The specific verification contents are as follows:

Note: √ indicates that the number of validation items is selected according to the drug production management standard (revised in 2010)

Filter performance verification service items:

1. Viability of bacteria

To confirm the survival of challenge microorganisms in the drug under process conditions, so as to determine the reasonable bacterial challenge method.
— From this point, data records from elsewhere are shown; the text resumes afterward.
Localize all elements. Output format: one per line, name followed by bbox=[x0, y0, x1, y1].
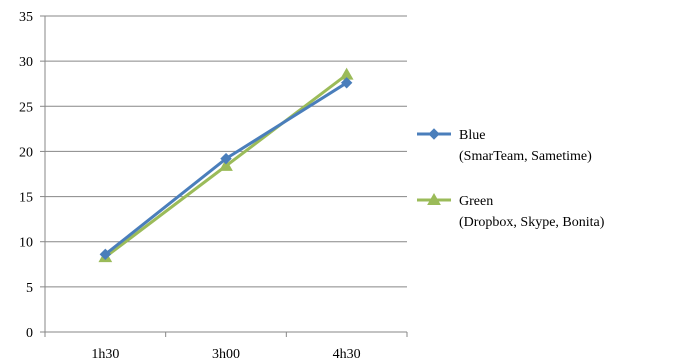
legend-marker-blue bbox=[428, 128, 440, 140]
y-tick-label: 20 bbox=[19, 145, 33, 160]
x-tick-label: 4h30 bbox=[333, 347, 361, 362]
x-tick-label: 3h00 bbox=[212, 347, 240, 362]
y-tick-label: 0 bbox=[26, 326, 33, 341]
y-tick-label: 10 bbox=[19, 236, 33, 251]
y-tick-label: 5 bbox=[26, 281, 33, 296]
data-point-blue bbox=[220, 152, 232, 165]
x-tick-label: 1h30 bbox=[91, 347, 119, 362]
y-tick-label: 35 bbox=[19, 10, 33, 25]
legend: Blue (SmarTeam, Sametime) Green (Dropbox, S… bbox=[417, 128, 605, 230]
data-point-blue bbox=[340, 77, 353, 89]
y-tick-label: 25 bbox=[19, 100, 33, 115]
gridlines bbox=[45, 15, 407, 288]
y-tick-label: 30 bbox=[19, 55, 33, 70]
legend-sublabel-blue: (SmarTeam, Sametime) bbox=[459, 149, 592, 164]
series-group bbox=[98, 67, 354, 263]
data-point-blue bbox=[99, 248, 112, 261]
legend-marker-green bbox=[427, 192, 441, 205]
legend-label-blue: Blue bbox=[459, 128, 485, 143]
y-tick-labels: 0 5 10 15 20 25 30 35 bbox=[19, 10, 33, 341]
y-tick-label: 15 bbox=[19, 191, 33, 206]
data-point-green bbox=[219, 158, 233, 171]
axes bbox=[40, 15, 408, 337]
legend-label-green: Green bbox=[459, 194, 493, 209]
x-tick-labels: 1h30 3h00 4h30 bbox=[91, 347, 360, 362]
legend-sublabel-green: (Dropbox, Skype, Bonita) bbox=[459, 215, 605, 230]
It includes non bactericidal products, neutral bactericidal products and bactericidal products.

2. Product wetting integrity

Determine the forward flow, pressure holding test and bubble point test values of a specific product after wetting at a specified temperature.

3. Bacterial challenge test

According to the standard of ASTM f838, the membrane or filter was challenged with the bacterial liquid with an effective filtration area of not less than 107 CFU / cm2 to verify the microbial retention capacity of the membrane or filter under specific conditions. Different kinds of bacteria were selected for different pore sizes to challenge.

4. Chemical compatibility

Under specific process conditions, the changes of appearance and physical properties, bubble point and diffusion flow of the filter were tested to verify the cross change between filter and process fluid.

5. Dissolved matter

The dissolved matter, extract or extract is directly expressed as the quantitative and qualitative analysis of "nonvolatile residue (NVR)".